Türkiye İstatistik Kurumu’nun (TÜİK) Ağustos ayında yayımladığı Girdi Fiyat Endeksi’nde yer alan tarım ürünleri üretici fiyat endeksi yüzde 142 olarak açıklanmıştı. Endeks Ağustos'ta bir önceki aya kıyasla yüzde 1.64, geçen yılın aynı ayına göre yüzde 135.06, geçen yılın aralık ayına kıyasla yüzde 86.45 ve 12 aylık ortalamalara göre yüzde 88.48 artığını duyurmuştu. Ana gruplarda, bir önceki aya göre tarımda kullanılan mal ve hizmet endeksinde de yüzde 1.25, tarımsal yatırıma katkı sağlayan mal ve hizmet endeksinde ise yüzde 4.81 artış gerçekleşmişti. TÜİK rakamlarında da görüleceği üzere üreticinin maliyetleri geçen yılın aynı ayına oranla katlanmış. Yani daha net bir şekilde açıklayacak olursak; tarlalardaki ürünlerden tutun da çiftliklerdeki hayvanların bakımına kadar tarımsal üretim aşamasındaki her adım üreticinin cebini yakıyor. Verilen emek, yapılan yatırımlar üreticinin kazancından daha fazla oluyor. Alt tarafı bir maydanozda bile üretici ile tüketici arasındaki farkın yüzde 253 olması açıkçası bugün yaşanan durumun vahametini gözler önüne seriyor.

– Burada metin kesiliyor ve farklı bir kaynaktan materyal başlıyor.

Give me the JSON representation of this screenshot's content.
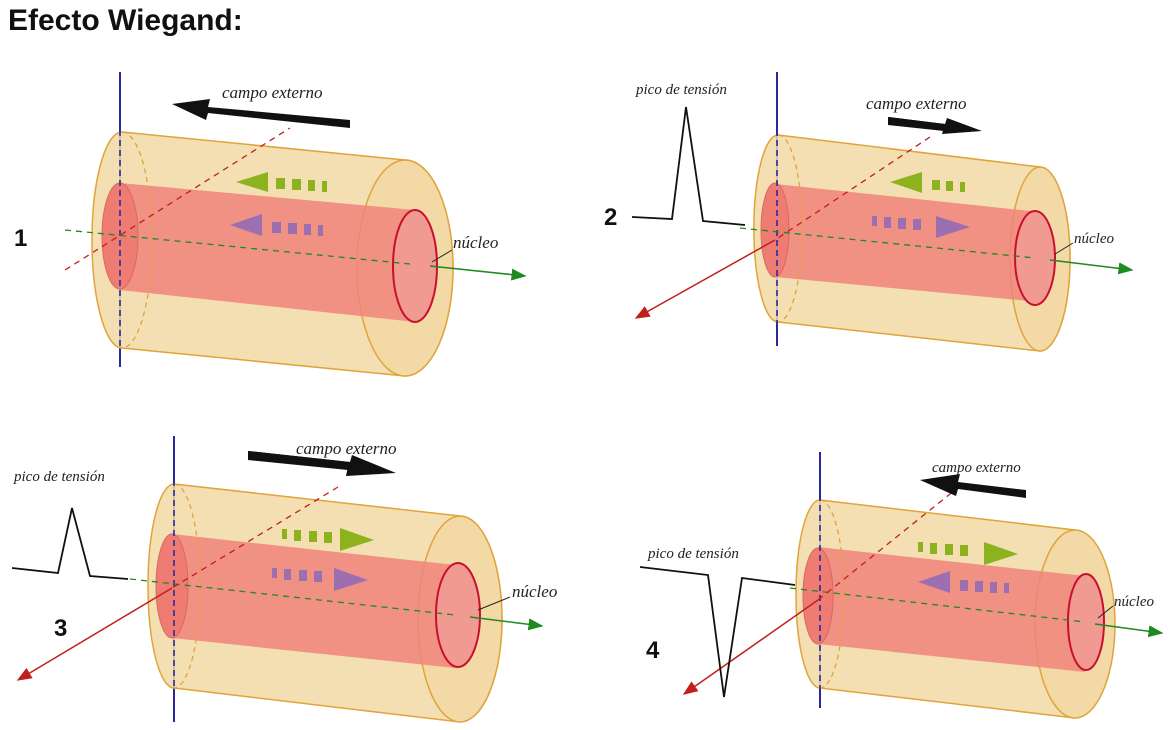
{
  "title": "Efecto Wiegand:",
  "labels": {
    "external_field": "campo externo",
    "voltage_peak": "pico de tensión",
    "core": "núcleo"
  },
  "panels": [
    {
      "number": "1",
      "field_direction": "left",
      "core_direction": "left",
      "shell_direction": "left",
      "voltage_pulse": "none"
    },
    {
      "number": "2",
      "field_direction": "right",
      "core_direction": "right",
      "shell_direction": "left",
      "voltage_pulse": "positive"
    },
    {
      "number": "3",
      "field_direction": "right",
      "core_direction": "right",
      "shell_direction": "right",
      "voltage_pulse": "positive"
    },
    {
      "number": "4",
      "field_direction": "left",
      "core_direction": "left",
      "shell_direction": "right",
      "voltage_pulse": "negative"
    }
  ],
  "colors": {
    "shell_fill": "#f2d9a6",
    "shell_stroke": "#e0a43a",
    "core_fill": "#f0847a",
    "core_end": "#c8102e",
    "shell_arrow": "#8cb31e",
    "core_arrow": "#9b6fb0",
    "axis_green": "#1f8a1f",
    "axis_red": "#c0201a",
    "axis_blue": "#2a2a9a"
  }
}
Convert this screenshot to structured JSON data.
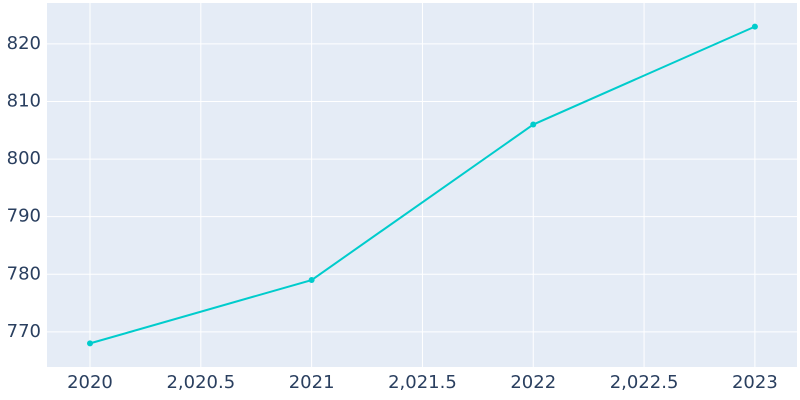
{
  "chart_data": {
    "type": "line",
    "x": [
      2020,
      2021,
      2022,
      2023
    ],
    "series": [
      {
        "color": "#00cccc",
        "values": [
          768,
          779,
          806,
          823
        ]
      }
    ],
    "xlim": [
      2019.806,
      2023.19
    ],
    "ylim": [
      763.9,
      827.1
    ],
    "xticks": [
      2020,
      {
        "value": 2020.5,
        "label": "2,020.5"
      },
      2021,
      {
        "value": 2021.5,
        "label": "2,021.5"
      },
      2022,
      {
        "value": 2022.5,
        "label": "2,022.5"
      },
      2023
    ],
    "yticks": [
      770,
      780,
      790,
      800,
      810,
      820
    ],
    "grid": true
  }
}
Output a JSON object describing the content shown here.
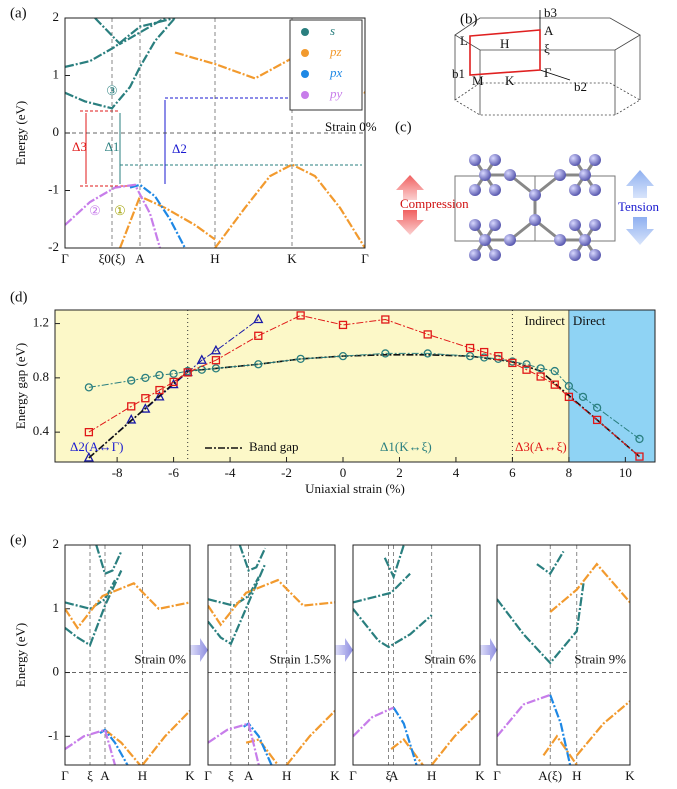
{
  "diagrams": {
    "b": {
      "panel": "(b)",
      "labels": [
        "b3",
        "A",
        "L",
        "H",
        "ξ",
        "b1",
        "M",
        "K",
        "Γ",
        "b2"
      ]
    },
    "c": {
      "panel": "(c)",
      "labels": [
        "Compression",
        "Tension"
      ]
    }
  },
  "chart_data": [
    {
      "type": "line",
      "panel": "(a)",
      "ylabel": "Energy (eV)",
      "xlim": [
        0,
        300
      ],
      "ylim": [
        -2,
        2
      ],
      "yticks": [
        -2,
        -1,
        0,
        1,
        2
      ],
      "xticks": [
        {
          "value": 0,
          "label": "Γ"
        },
        {
          "value": 47,
          "label": "ξ0(ξ)"
        },
        {
          "value": 75,
          "label": "A"
        },
        {
          "value": 150,
          "label": "H"
        },
        {
          "value": 227,
          "label": "K"
        },
        {
          "value": 300,
          "label": "Γ"
        }
      ],
      "grid": "x",
      "hlines": [
        0
      ],
      "legend": "upper right",
      "annotations": [
        "Strain 0%",
        "Δ1",
        "Δ2",
        "Δ3",
        "③",
        "②",
        "①"
      ],
      "series": [
        {
          "name": "s",
          "color": "#2a7f7f",
          "bands": [
            {
              "x": [
                0,
                20,
                47,
                65,
                75,
                90,
                110
              ],
              "values": [
                0.7,
                0.55,
                0.43,
                0.8,
                1.15,
                1.6,
                2.0
              ]
            },
            {
              "x": [
                0,
                25,
                50,
                75,
                110
              ],
              "values": [
                1.15,
                1.25,
                1.5,
                1.85,
                2.0
              ]
            },
            {
              "x": [
                30,
                55,
                75,
                100
              ],
              "values": [
                2.0,
                1.55,
                1.75,
                2.0
              ]
            }
          ]
        },
        {
          "name": "pz",
          "color": "#f29a2e",
          "bands": [
            {
              "x": [
                110,
                150,
                190,
                227,
                260,
                300
              ],
              "values": [
                1.4,
                1.2,
                0.95,
                1.3,
                1.1,
                0.7
              ]
            },
            {
              "x": [
                150,
                180,
                205,
                227,
                250,
                275,
                300
              ],
              "values": [
                -2.0,
                -1.3,
                -0.75,
                -0.55,
                -0.75,
                -1.3,
                -2.0
              ]
            },
            {
              "x": [
                55,
                75,
                100,
                130,
                150
              ],
              "values": [
                -2.0,
                -1.1,
                -1.3,
                -1.6,
                -1.85
              ]
            }
          ]
        },
        {
          "name": "px",
          "color": "#1e88e5",
          "bands": [
            {
              "x": [
                65,
                75,
                90,
                105,
                120
              ],
              "values": [
                -0.95,
                -0.9,
                -1.1,
                -1.5,
                -2.0
              ]
            }
          ]
        },
        {
          "name": "py",
          "color": "#c77dea",
          "bands": [
            {
              "x": [
                0,
                25,
                50,
                70,
                85,
                95
              ],
              "values": [
                -1.6,
                -1.2,
                -0.95,
                -0.9,
                -1.4,
                -2.0
              ]
            }
          ]
        }
      ]
    },
    {
      "type": "line",
      "panel": "(d)",
      "xlabel": "Uniaxial strain (%)",
      "ylabel": "Energy gap (eV)",
      "xlim": [
        -10.2,
        11.05
      ],
      "ylim": [
        0.18,
        1.3
      ],
      "xticks": [
        -8,
        -6,
        -4,
        -2,
        0,
        2,
        4,
        6,
        8,
        10
      ],
      "yticks": [
        0.4,
        0.8,
        1.2
      ],
      "vlines": [
        -5.5,
        6
      ],
      "phase_boundary": 8,
      "phase_labels": [
        "Indirect",
        "Direct"
      ],
      "phase_colors": [
        "#fcf8c8",
        "#8fd3f4"
      ],
      "series": [
        {
          "name": "Δ2(A↔Γ)",
          "color": "#1a1aa8",
          "marker": "triangle",
          "x": [
            -9,
            -7.5,
            -7,
            -6.5,
            -6,
            -5.5,
            -5,
            -4.5,
            -3
          ],
          "values": [
            0.21,
            0.49,
            0.57,
            0.66,
            0.75,
            0.84,
            0.93,
            1.0,
            1.23
          ]
        },
        {
          "name": "Band gap",
          "color": "#111111",
          "marker": "none",
          "x": [
            -9,
            -5.5,
            -4.5,
            -3,
            -1.5,
            0,
            1.5,
            3,
            4.5,
            6,
            7,
            8,
            9,
            10.5
          ],
          "values": [
            0.21,
            0.85,
            0.87,
            0.9,
            0.94,
            0.96,
            0.97,
            0.97,
            0.96,
            0.92,
            0.85,
            0.67,
            0.49,
            0.22
          ]
        },
        {
          "name": "Δ1(K↔ξ)",
          "color": "#2a7f7f",
          "marker": "circle",
          "x": [
            -9,
            -7.5,
            -7,
            -6.5,
            -6,
            -5.5,
            -5,
            -4.5,
            -3,
            -1.5,
            0,
            1.5,
            3,
            4.5,
            5,
            5.5,
            6,
            6.5,
            7,
            7.5,
            8,
            8.5,
            9,
            10.5
          ],
          "values": [
            0.73,
            0.78,
            0.8,
            0.82,
            0.83,
            0.85,
            0.86,
            0.87,
            0.9,
            0.94,
            0.96,
            0.98,
            0.98,
            0.96,
            0.95,
            0.94,
            0.92,
            0.9,
            0.87,
            0.85,
            0.74,
            0.66,
            0.58,
            0.35
          ]
        },
        {
          "name": "Δ3(A↔ξ)",
          "color": "#e01818",
          "marker": "square",
          "x": [
            -9,
            -7.5,
            -7,
            -6.5,
            -6,
            -5.5,
            -4.5,
            -3,
            -1.5,
            0,
            1.5,
            3,
            4.5,
            5,
            5.5,
            6,
            6.5,
            7,
            7.5,
            8,
            9,
            10.5
          ],
          "values": [
            0.4,
            0.59,
            0.65,
            0.71,
            0.77,
            0.84,
            0.93,
            1.11,
            1.26,
            1.19,
            1.23,
            1.12,
            1.02,
            0.99,
            0.96,
            0.91,
            0.86,
            0.81,
            0.75,
            0.66,
            0.49,
            0.22
          ]
        }
      ]
    },
    {
      "type": "line",
      "panel": "(e)",
      "ylabel": "Energy (eV)",
      "annotation": "Strain 0%",
      "xlim": [
        0,
        100
      ],
      "ylim": [
        -1.45,
        2
      ],
      "yticks": [
        -1,
        0,
        1,
        2
      ],
      "xticks": [
        {
          "value": 0,
          "label": "Γ"
        },
        {
          "value": 20,
          "label": "ξ"
        },
        {
          "value": 32,
          "label": "A"
        },
        {
          "value": 62,
          "label": "H"
        },
        {
          "value": 100,
          "label": "K"
        }
      ],
      "grid": "x",
      "hlines": [
        0
      ],
      "series": [
        {
          "color": "#2a7f7f",
          "bands": [
            {
              "x": [
                0,
                10,
                20,
                32,
                45
              ],
              "values": [
                0.7,
                0.55,
                0.43,
                1.05,
                1.6
              ]
            },
            {
              "x": [
                0,
                20,
                32,
                40
              ],
              "values": [
                1.1,
                1.0,
                1.15,
                1.45
              ]
            },
            {
              "x": [
                25,
                32,
                38,
                45
              ],
              "values": [
                2.0,
                1.55,
                1.6,
                1.9
              ]
            }
          ]
        },
        {
          "color": "#f29a2e",
          "bands": [
            {
              "x": [
                0,
                10,
                30,
                55,
                75,
                100
              ],
              "values": [
                1.0,
                0.7,
                1.2,
                1.4,
                1.0,
                1.1
              ]
            },
            {
              "x": [
                32,
                45,
                60
              ],
              "values": [
                -0.9,
                -1.1,
                -1.45
              ]
            },
            {
              "x": [
                62,
                80,
                100
              ],
              "values": [
                -1.45,
                -1.0,
                -0.6
              ]
            }
          ]
        },
        {
          "color": "#1e88e5",
          "bands": [
            {
              "x": [
                28,
                32,
                40,
                50
              ],
              "values": [
                -0.95,
                -0.9,
                -1.1,
                -1.45
              ]
            }
          ]
        },
        {
          "color": "#c77dea",
          "bands": [
            {
              "x": [
                0,
                15,
                32,
                40
              ],
              "values": [
                -1.2,
                -1.0,
                -0.9,
                -1.45
              ]
            }
          ]
        }
      ]
    },
    {
      "type": "line",
      "annotation": "Strain 1.5%",
      "xlim": [
        0,
        100
      ],
      "ylim": [
        -1.45,
        2
      ],
      "xticks": [
        {
          "value": 0,
          "label": "Γ"
        },
        {
          "value": 18,
          "label": "ξ"
        },
        {
          "value": 32,
          "label": "A"
        },
        {
          "value": 62,
          "label": "H"
        },
        {
          "value": 100,
          "label": "K"
        }
      ],
      "grid": "x",
      "hlines": [
        0
      ],
      "series": [
        {
          "color": "#2a7f7f",
          "bands": [
            {
              "x": [
                0,
                10,
                18,
                32,
                45
              ],
              "values": [
                0.8,
                0.55,
                0.45,
                1.1,
                1.7
              ]
            },
            {
              "x": [
                0,
                20,
                32,
                40
              ],
              "values": [
                1.15,
                1.05,
                1.2,
                1.5
              ]
            },
            {
              "x": [
                25,
                32,
                38,
                45
              ],
              "values": [
                2.0,
                1.6,
                1.65,
                1.95
              ]
            }
          ]
        },
        {
          "color": "#f29a2e",
          "bands": [
            {
              "x": [
                0,
                10,
                30,
                55,
                75,
                100
              ],
              "values": [
                1.05,
                0.75,
                1.25,
                1.45,
                1.05,
                1.1
              ]
            },
            {
              "x": [
                30,
                40,
                55
              ],
              "values": [
                -1.1,
                -1.05,
                -1.45
              ]
            },
            {
              "x": [
                62,
                80,
                100
              ],
              "values": [
                -1.45,
                -1.0,
                -0.6
              ]
            }
          ]
        },
        {
          "color": "#1e88e5",
          "bands": [
            {
              "x": [
                28,
                32,
                40,
                50
              ],
              "values": [
                -0.85,
                -0.8,
                -1.0,
                -1.45
              ]
            }
          ]
        },
        {
          "color": "#c77dea",
          "bands": [
            {
              "x": [
                0,
                15,
                32,
                40
              ],
              "values": [
                -1.1,
                -0.9,
                -0.8,
                -1.45
              ]
            }
          ]
        }
      ]
    },
    {
      "type": "line",
      "annotation": "Strain 6%",
      "xlim": [
        0,
        100
      ],
      "ylim": [
        -1.45,
        2
      ],
      "xticks": [
        {
          "value": 0,
          "label": "Γ"
        },
        {
          "value": 28,
          "label": "ξ"
        },
        {
          "value": 32,
          "label": "A"
        },
        {
          "value": 62,
          "label": "H"
        },
        {
          "value": 100,
          "label": "K"
        }
      ],
      "grid": "x",
      "hlines": [
        0
      ],
      "series": [
        {
          "color": "#2a7f7f",
          "bands": [
            {
              "x": [
                0,
                20,
                28,
                45,
                62
              ],
              "values": [
                1.0,
                0.5,
                0.4,
                0.6,
                0.9
              ]
            },
            {
              "x": [
                0,
                30,
                45
              ],
              "values": [
                1.1,
                1.25,
                1.55
              ]
            },
            {
              "x": [
                25,
                32,
                40
              ],
              "values": [
                1.8,
                1.5,
                2.0
              ]
            }
          ]
        },
        {
          "color": "#f29a2e",
          "bands": [
            {
              "x": [
                30,
                40,
                55
              ],
              "values": [
                -1.2,
                -1.05,
                -1.45
              ]
            },
            {
              "x": [
                62,
                80,
                100
              ],
              "values": [
                -1.45,
                -1.0,
                -0.6
              ]
            }
          ]
        },
        {
          "color": "#1e88e5",
          "bands": [
            {
              "x": [
                32,
                40,
                50
              ],
              "values": [
                -0.55,
                -0.8,
                -1.45
              ]
            }
          ]
        },
        {
          "color": "#c77dea",
          "bands": [
            {
              "x": [
                0,
                15,
                32
              ],
              "values": [
                -1.0,
                -0.7,
                -0.55
              ]
            }
          ]
        }
      ]
    },
    {
      "type": "line",
      "annotation": "Strain 9%",
      "xlim": [
        0,
        100
      ],
      "ylim": [
        -1.45,
        2
      ],
      "xticks": [
        {
          "value": 0,
          "label": "Γ"
        },
        {
          "value": 40,
          "label": "A(ξ)"
        },
        {
          "value": 60,
          "label": "H"
        },
        {
          "value": 100,
          "label": "K"
        }
      ],
      "grid": "x",
      "hlines": [
        0
      ],
      "series": [
        {
          "color": "#2a7f7f",
          "bands": [
            {
              "x": [
                0,
                20,
                40,
                60,
                65
              ],
              "values": [
                1.15,
                0.6,
                0.15,
                0.65,
                1.4
              ]
            },
            {
              "x": [
                30,
                40,
                50
              ],
              "values": [
                1.7,
                1.55,
                1.9
              ]
            }
          ]
        },
        {
          "color": "#f29a2e",
          "bands": [
            {
              "x": [
                40,
                60,
                75,
                100
              ],
              "values": [
                0.95,
                1.3,
                1.7,
                1.1
              ]
            },
            {
              "x": [
                35,
                45,
                60
              ],
              "values": [
                -1.3,
                -1.0,
                -1.45
              ]
            },
            {
              "x": [
                60,
                80,
                100
              ],
              "values": [
                -1.3,
                -0.8,
                -0.45
              ]
            }
          ]
        },
        {
          "color": "#1e88e5",
          "bands": [
            {
              "x": [
                40,
                48,
                55
              ],
              "values": [
                -0.35,
                -0.8,
                -1.45
              ]
            }
          ]
        },
        {
          "color": "#c77dea",
          "bands": [
            {
              "x": [
                0,
                20,
                40
              ],
              "values": [
                -1.0,
                -0.5,
                -0.35
              ]
            }
          ]
        }
      ]
    }
  ]
}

Tüketici bir maydanozu bile ucuza alamazken üretici de girdi maliyetleri altında emeğinin karşılığını alamıyor.

***

Kısaca özetleyecek olursam, açıklanan rakamlar çiftçilerin gelirlerinin düştüğünü tüketicinin de kazanamadığını gözler önüne seriyor. Üretici ile tüketici arasındaki makasın her geçen gün daha da açılması, her gün birimizin; adil, ulaşılabilir ve güvenli gıda tüketimi hakkını elinden alıyor. Tüm bu olumsuzluklar ortadayken ve cari açığımız yüzünden can çekişirken, tarım kadar önemli bir alanda hala harekete geçilmemesine ve ciddi bir sistem kurulmamasına inanın şaşırıyorum. Çünkü doğru ve tarafsız bir planlama ile bugün her vatandaşın sofrasında yağından peynirine, domatesinden biberine çeşit çeşit zenginlik ve bereketi taşımak mümkün olacaktır.